He was Nikola Tesla, and the year was 1899. Tesla and other soldiers of the industrial revolution will be honored Sunday, when the National Inventor's Hall of Fame celebrates Inventors Day.
Tesla was inducted into the hall in 1975 alongside Wilbur and Orville Wright, Guglielmo Marconi and Samuel Morse. The select group also includes such visionaries as Thomas Edison, Alexander Graham Bell, Cyrus McCormick, Enrico Fermi and Louis Pasteur.
Back at the turn of the century, Tesla was doing his experimentation in a barn-like laboratory topped by a copper ball on the plains east of the city, a laboratory that must have been as frightening as it was fascinating — the kind of place Frankenstein would have liked.
“Colorado is a country famous for its natural displays of electric force,” wrote the dark-haired, mustachioed Yugoslavian in his book “Experiments with Alternate Currents of High Potential and High Frequency.”
“In that dry and rarefied atmosphere the sun's rays beat objects with fierce intensity,” he wrote. “I raised steam to a dangerous pressure in barrels filled with concentrated salt solution, and the tinfoil of some of my elevated terminals shriveled up in a fiery blaze.
“On one occasion 12,000 discharges occurred, all in a radius of certainly less than 50 kilometers from the laboratory. Many of them resembled gigantic trees of fire, with the trunks up or down.” Such a madman became one of the greatest inventors of all time.
He conceived an effective method for utilizing alternating current, which ended the steam age, put the United States on electric power and made construction of the internal combustion engine possible.
Although he died in 1943, his electric genius is very much alive. Memory of him remains strong in the science community and in Colorado Springs — where he did some of his most important work — as well as in his many other residences in this country and abroad. In 1966 Colorado Springs honored him with the dedication of a historical marker in Memorial Park.
“It is quite possible Tesla was the greatest inventor who ever lived,” Eugene C. Goodwin of Westinghouse Electric said at the dedication. “He may have done more to change our lives than any man in history.” But back in 1899, the Colorado Springs Electric Co. wasn't impressed — not after his fireworks display accompanied by a deafening roar had ruined the city generator.
“That's the last free power you'll get from this company!” they told him, Inez Hunt and Wanetta Draper wrote in their book “Lightning in His Hand.” Nevertheless, Colorado Springs was one of his favorite locations. He wrote, “The perfect purity of the air, the unequaled beauty of the sky, the imposing sight of a high mountain range, all contributed to make conditions for scientific observations ideal.”
Tesla was born in 1856 and made his first discoveries and inventions in Gratz, Austria, and the University of Prague. In 1884 he arrived in the United States with four cents in his pocket, and within four years had sold his patents to Westinghouse for a million dollars. In 1899 he came to Colorado Springs and built a laboratory. According to Draper and Hunt, “He was dealing with such a concentration of power that could kill in an instant.”

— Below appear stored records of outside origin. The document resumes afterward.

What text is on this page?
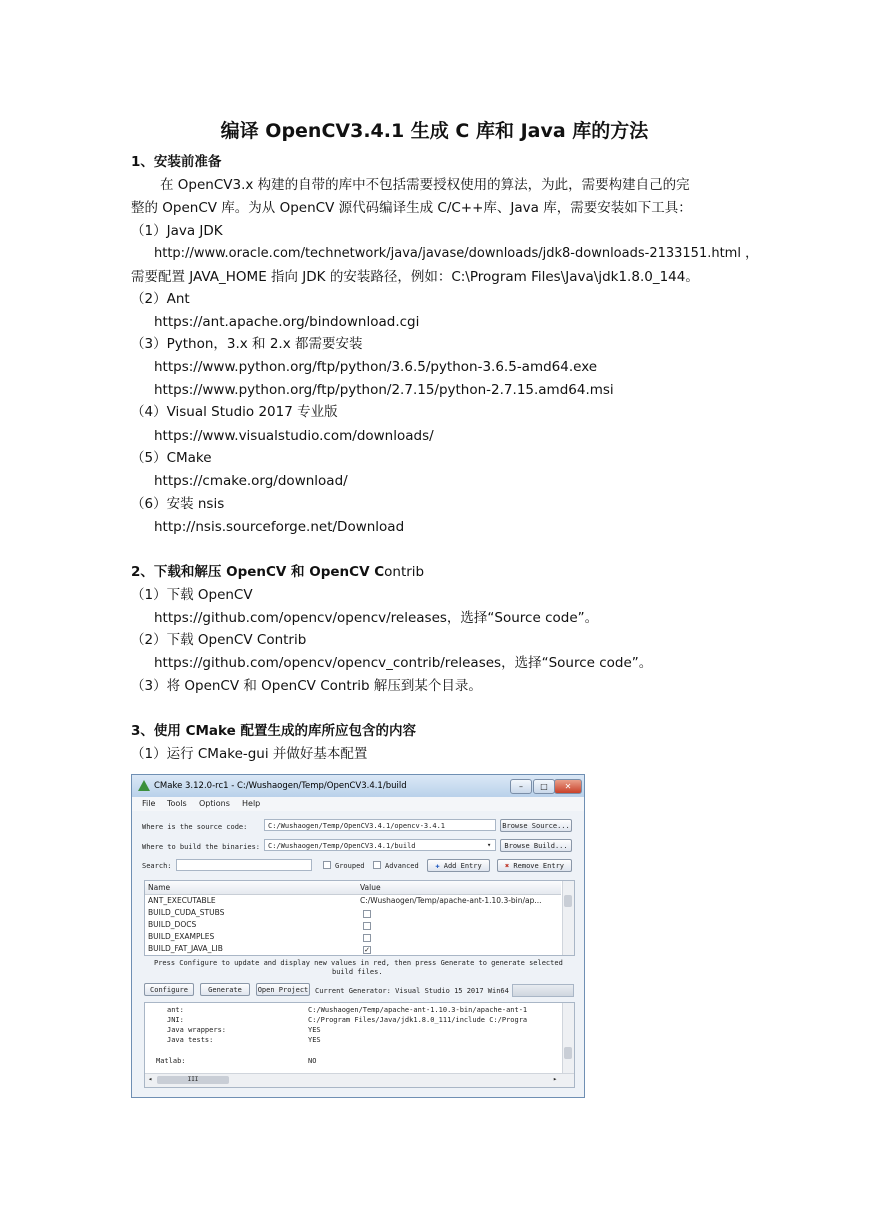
编译 OpenCV3.4.1 生成 C 库和 Java 库的方法
1、安装前准备
在 OpenCV3.x 构建的自带的库中不包括需要授权使用的算法，为此，需要构建自己的完
整的 OpenCV 库。为从 OpenCV 源代码编译生成 C/C++库、Java 库，需要安装如下工具：
（1）Java JDK
http://www.oracle.com/technetwork/java/javase/downloads/jdk8-downloads-2133151.html ，
需要配置 JAVA_HOME 指向 JDK 的安装路径，例如：C:\Program Files\Java\jdk1.8.0_144。
（2）Ant
https://ant.apache.org/bindownload.cgi
（3）Python，3.x 和 2.x 都需要安装
https://www.python.org/ftp/python/3.6.5/python-3.6.5-amd64.exe
https://www.python.org/ftp/python/2.7.15/python-2.7.15.amd64.msi
（4）Visual Studio 2017 专业版
https://www.visualstudio.com/downloads/
（5）CMake
https://cmake.org/download/
（6）安装 nsis
http://nsis.sourceforge.net/Download
2、下载和解压 OpenCV 和 OpenCV Contrib
（1）下载 OpenCV
https://github.com/opencv/opencv/releases，选择“Source code”。
（2）下载 OpenCV Contrib
https://github.com/opencv/opencv_contrib/releases，选择“Source code”。
（3）将 OpenCV 和 OpenCV Contrib 解压到某个目录。
3、使用 CMake 配置生成的库所应包含的内容
（1）运行 CMake-gui 并做好基本配置
CMake 3.12.0-rc1 - C:/Wushaogen/Temp/OpenCV3.4.1/build	–	□	✕
File Tools Options Help
Where is the source code:	C:/Wushaogen/Temp/OpenCV3.4.1/opencv-3.4.1	Browse Source...
Where to build the binaries:	C:/Wushaogen/Temp/OpenCV3.4.1/build	▾	Browse Build...
Search:	Grouped	Advanced	✚ Add Entry	✖ Remove Entry
Name	Value
ANT_EXECUTABLE	C:/Wushaogen/Temp/apache-ant-1.10.3-bin/ap...
BUILD_CUDA_STUBS
BUILD_DOCS
BUILD_EXAMPLES
BUILD_FAT_JAVA_LIB	✓
Press Configure to update and display new values in red, then press Generate to generate selected
build files.
Configure	Generate	Open Project Current Generator: Visual Studio 15 2017 Win64
ant:	C:/Wushaogen/Temp/apache-ant-1.10.3-bin/apache-ant-1
JNI:	C:/Program Files/Java/jdk1.8.0_111/include C:/Progra
Java wrappers:	YES
Java tests:	YES
Matlab:	NO
◂	III	▸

“At times the very grass seemed to crackle with electricity, and sparks an inch long could be drawn from the water hydrant at a distance of 300 feet from the laboratory.”
Tesla left Colorado Springs in 1900 for New York, with plans to establish a world radio broadcasting station. Construction problems set him back on that venture. In 1934 he announced the discovery of a secret death ray, possibly the later laser beam. He attributed the discovery to experiments he conducted while living here.